ANTICIPER LA HAUSSE DES TARIFS DANS LE SECTEUR DE L’ASSURANCE CONSTRUCTION

Conseils
29 février 2020

En 2018, plusieurs compagnies d’assurance du secteur de la construction annoncent une majoration des cotisations pouvant être supérieures à 4%.
Sont notamment concernés les contrats de garanties RC décennales des entreprises du bâtiment, maîtres d’œuvre et bureaux d’études.
Le cabinet Montmirail vous indique comment anticiper cette éventuelle augmentation.

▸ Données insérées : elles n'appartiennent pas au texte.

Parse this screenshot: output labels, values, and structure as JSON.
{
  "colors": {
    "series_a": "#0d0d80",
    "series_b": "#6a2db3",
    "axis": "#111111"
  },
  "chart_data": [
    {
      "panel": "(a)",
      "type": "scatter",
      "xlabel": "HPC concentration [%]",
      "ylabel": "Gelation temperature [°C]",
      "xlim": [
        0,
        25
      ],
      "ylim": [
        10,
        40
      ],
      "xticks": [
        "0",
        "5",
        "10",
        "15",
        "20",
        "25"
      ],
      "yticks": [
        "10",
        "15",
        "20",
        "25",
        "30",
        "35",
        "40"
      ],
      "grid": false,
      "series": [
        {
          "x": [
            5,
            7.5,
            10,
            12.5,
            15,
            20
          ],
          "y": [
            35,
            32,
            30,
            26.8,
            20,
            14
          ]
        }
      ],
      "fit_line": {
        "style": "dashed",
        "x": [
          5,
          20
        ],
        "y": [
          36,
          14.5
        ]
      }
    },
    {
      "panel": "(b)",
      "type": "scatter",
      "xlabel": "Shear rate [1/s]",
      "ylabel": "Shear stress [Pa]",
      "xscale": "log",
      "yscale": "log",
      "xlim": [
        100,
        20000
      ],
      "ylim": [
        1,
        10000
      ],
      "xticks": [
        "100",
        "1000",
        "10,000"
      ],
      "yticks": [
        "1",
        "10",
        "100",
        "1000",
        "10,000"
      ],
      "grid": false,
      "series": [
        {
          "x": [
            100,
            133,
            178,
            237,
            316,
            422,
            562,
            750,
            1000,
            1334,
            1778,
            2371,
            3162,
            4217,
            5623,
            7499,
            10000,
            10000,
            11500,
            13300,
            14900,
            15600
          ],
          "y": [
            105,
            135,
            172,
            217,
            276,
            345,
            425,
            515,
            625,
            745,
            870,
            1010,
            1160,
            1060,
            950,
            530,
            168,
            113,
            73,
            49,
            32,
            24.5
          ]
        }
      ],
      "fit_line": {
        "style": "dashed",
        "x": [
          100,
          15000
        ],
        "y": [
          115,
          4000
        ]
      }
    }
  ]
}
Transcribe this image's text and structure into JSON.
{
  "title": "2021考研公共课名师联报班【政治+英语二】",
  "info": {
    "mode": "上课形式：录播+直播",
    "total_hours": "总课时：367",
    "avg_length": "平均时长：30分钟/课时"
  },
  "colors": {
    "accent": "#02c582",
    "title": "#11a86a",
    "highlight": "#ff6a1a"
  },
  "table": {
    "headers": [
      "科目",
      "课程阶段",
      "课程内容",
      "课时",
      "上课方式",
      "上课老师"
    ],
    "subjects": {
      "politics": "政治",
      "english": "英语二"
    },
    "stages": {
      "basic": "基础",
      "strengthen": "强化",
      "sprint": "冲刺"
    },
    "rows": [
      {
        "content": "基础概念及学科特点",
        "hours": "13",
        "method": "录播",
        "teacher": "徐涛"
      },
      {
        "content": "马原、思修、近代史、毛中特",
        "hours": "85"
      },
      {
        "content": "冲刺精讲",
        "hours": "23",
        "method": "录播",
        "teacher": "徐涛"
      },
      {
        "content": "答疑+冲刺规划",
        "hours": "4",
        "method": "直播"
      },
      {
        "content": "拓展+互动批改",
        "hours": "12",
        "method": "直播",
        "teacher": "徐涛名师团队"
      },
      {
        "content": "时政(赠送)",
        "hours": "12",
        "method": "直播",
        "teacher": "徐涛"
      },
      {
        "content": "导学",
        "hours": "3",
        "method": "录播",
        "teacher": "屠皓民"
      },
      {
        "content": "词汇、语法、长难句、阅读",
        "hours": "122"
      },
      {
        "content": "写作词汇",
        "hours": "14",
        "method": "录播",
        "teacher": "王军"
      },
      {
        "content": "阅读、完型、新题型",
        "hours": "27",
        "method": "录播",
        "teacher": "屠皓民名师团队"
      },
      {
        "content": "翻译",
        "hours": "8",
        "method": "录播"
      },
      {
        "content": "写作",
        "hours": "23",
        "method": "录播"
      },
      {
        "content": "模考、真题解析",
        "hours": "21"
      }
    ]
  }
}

Anticiper et miser sur la concurrence

Dans le cas d’une majoration non prévue au contrat (les cas prévus sont détaillés au paragraphe suivant), l’assuré a la faculté dès la prise de connaissance de l’augmentation, de demander la résiliation par lettre recommandée. 
Il dispose de quinze jours pour le faire et se retrouve alors libre de tout engagement un ou deux mois après la demande de résiliation, selon ce que le contrat prévoit.
Légalement, l’avis d’échéance vaut information et le délai de résiliation démarre à la date de réception de celui-ci, vigilance donc sur le cachet de la poste.

Afin d’éviter toute mauvaise surprise et de vous croire forcé d’accepter cette majoration, Montmirail vous recommande de lire attentivement votre avis d’échéance dès réception de celui-ci.
Courtier spécialiste de l’assurance construction depuis plus de 30 ans, Montmirail vous propose d’établir auprès de nos chargés d’affaires, une étude sur mesure au meilleur tarif. 
Une bonne façon d’être prêt à changer de contrat si nécessaire !

Les clauses justifiées d’augmentation des cotisations

Dans les cas suivants (en général mentionnés par des clauses contractuelles), l’augmentation des cotisations ne permet pas de mettre fin au contrat :

  • Hausse de l’indice : liée par exemple à l’augmentation du BT01, cette indexation est contractuelle ;
  • Hausse liée à une sinistralité ;
  • Hausse due à une application d’ordre légale ou réglementaire (par exemple la garantie contre les catastrophes naturelles rendue obligatoire par l’état, loi du 13 juillet 1982) ;
  • Hausse liée à l’augmentation d’une taxe.

En dehors de ces cas contractuels ou conjoncturels, la majoration de la prime d’assurance peut être évoquée comme clause de sortie sans attendre la date d’échéance du contrat.